Wayne J. Guglielmo, MA


February 16, 2016

In This Article

Would a Higher Med-Mal Cap Keep the Concept Alive?

A bill that would have raised Indiana's $1.25 million medical malpractice cap died a quiet death late last month, according to a story on the website of WFYI, the Indianapolis-based public radio, TV, and news station.[2]

Almost to the end, the bill's chief sponsor, GOP State Senator Brent Steele, was hopeful that ongoing discussions between hospitals, doctors, and trial lawyers would result in a workable agreement. But when the parties to the talks got a glimpse of an actual proposal draft, they had second thoughts. "You and I can both be sitting at a table, and I'm saying something and you're saying something, and we think we're on the same page until you see it in black and white and...say, ‘Well, that's really not what I thought it was,'" says Steele, who has vowed to introduce his bill again in the next session.

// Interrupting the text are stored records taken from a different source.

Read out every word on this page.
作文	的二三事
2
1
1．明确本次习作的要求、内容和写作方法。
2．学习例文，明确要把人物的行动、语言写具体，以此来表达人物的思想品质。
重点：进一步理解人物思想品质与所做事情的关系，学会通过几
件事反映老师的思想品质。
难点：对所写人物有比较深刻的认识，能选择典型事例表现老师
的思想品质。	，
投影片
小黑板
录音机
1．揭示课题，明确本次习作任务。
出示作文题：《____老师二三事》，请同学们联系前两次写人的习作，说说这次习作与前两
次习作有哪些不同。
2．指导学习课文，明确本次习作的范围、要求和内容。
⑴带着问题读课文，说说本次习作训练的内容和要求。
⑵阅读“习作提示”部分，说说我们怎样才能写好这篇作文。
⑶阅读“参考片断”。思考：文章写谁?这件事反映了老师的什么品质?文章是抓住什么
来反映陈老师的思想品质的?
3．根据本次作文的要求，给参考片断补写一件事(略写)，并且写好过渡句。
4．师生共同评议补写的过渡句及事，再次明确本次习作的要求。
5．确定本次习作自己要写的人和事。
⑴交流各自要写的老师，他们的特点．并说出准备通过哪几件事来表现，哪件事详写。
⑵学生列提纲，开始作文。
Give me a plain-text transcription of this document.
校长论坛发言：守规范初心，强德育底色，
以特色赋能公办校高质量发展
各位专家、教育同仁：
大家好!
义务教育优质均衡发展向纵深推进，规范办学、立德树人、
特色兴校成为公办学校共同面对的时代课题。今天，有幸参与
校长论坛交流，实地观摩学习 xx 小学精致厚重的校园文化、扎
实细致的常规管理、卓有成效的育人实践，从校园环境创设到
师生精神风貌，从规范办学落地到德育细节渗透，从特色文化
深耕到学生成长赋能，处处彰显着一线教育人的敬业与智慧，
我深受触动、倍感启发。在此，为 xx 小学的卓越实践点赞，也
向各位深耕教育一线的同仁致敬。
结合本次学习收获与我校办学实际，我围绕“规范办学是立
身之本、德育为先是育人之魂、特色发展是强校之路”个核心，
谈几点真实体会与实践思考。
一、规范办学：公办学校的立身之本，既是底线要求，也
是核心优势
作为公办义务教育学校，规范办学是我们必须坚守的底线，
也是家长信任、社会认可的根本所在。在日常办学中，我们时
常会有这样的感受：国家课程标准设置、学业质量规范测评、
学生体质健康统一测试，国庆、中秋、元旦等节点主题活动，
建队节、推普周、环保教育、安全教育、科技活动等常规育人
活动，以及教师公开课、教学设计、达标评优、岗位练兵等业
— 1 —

Why is a Republican lawmaker pushing so hard to raise his state's med-mal cap? The apparent answer: because it hasn't been raised in 17 years. But there's also widespread belief that the proposed hike is part of a wider GOP strategy to make the 1999 law less susceptible to a constitutional challenge by those who think it's unfair.[3]

Had it passed, Steele's bill would have raised the award for an injury or wrongful death by $400,000, to $1.65 million, with future increases tied to the Consumer Price Index (ie, inflation). It would have also introduced two other significant changes: First, it would have increased—from $250,000 to $450,000—that part of the $1.65 million total award payable by the provider. (A state fund would be responsible for the remaining payout.) And second, it would have raised the amount a plaintiff could seek to recover without first going through the state's mandated medical review panel.

After discussions broke down, Steele refused to point fingers, but historically the Indiana State Medical Association has argued that raising the state's cap would inevitably drive up costs for its members.